また、PPAPはこれまで規模が大きい企業ほど普及してきた背景もあるため利用率が高く、脱PPAPが遅れの要因になっているとしています。さらに、PPAPに代わる次の対策の導入や検討をしているか尋ねたところ、およそ2割の企業がPPAPの代替策の導入・検討を行っていないことが判明したということです。
そもそもPPAPはなぜ多くの企業のマナーとして浸透したのか
PPAPが大企業ほど普及している理由として、PPAPが利用し始められた当初に他の選択肢が少なかったことと、日本企業の文化が影響していることが考えられます。

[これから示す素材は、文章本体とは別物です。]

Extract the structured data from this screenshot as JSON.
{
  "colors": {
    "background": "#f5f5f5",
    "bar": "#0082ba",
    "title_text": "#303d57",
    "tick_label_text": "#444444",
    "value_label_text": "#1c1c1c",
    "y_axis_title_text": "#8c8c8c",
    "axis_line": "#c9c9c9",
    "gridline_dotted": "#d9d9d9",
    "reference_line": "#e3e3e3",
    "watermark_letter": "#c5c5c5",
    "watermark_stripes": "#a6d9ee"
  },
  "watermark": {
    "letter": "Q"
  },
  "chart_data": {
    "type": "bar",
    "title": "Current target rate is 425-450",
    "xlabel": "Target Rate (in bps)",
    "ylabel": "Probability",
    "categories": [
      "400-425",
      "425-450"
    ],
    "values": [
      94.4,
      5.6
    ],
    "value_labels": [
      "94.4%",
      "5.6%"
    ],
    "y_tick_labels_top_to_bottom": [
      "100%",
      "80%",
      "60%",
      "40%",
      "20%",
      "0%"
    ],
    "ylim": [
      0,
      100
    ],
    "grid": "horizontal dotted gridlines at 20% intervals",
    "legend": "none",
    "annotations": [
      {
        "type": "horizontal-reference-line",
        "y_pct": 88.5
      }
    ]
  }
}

メールの添付ファイルに多く使われてきたPPAPですが、日本の政府や企業で使われ始めたのは2011年ごろと言われています。PPAPは、第三者から閲覧されないために多くの人が利用できる手段として普及したわけですが、現在、代替案としてよく挙げられるオンラインストレージやチャットシステムなどのビジネス利用は、当時はあまり一般的ではありませんでした。
メールのセキュリティとしても、当時はSMIMEやPGPなどが存在していましたが、多くの人が利用できるほど普及はしていませんでした。よって、消去法でPPAPが利用されていたことが推測されます。
そして、日本の組織が変化に弱いことは、このパンデミックで我々も痛感したところです。一度はルールとして決めたPPAPをやめるリスク、移行するリスクなどを理由に、特に大企業においてはリスクが顕在化した際の責任を誰も負いたくないという、いわゆる「事なかれ主義」の現状が垣間見られます。これらはすべて、日本企業の文化が影響していると言うことができるのではないでしょうか。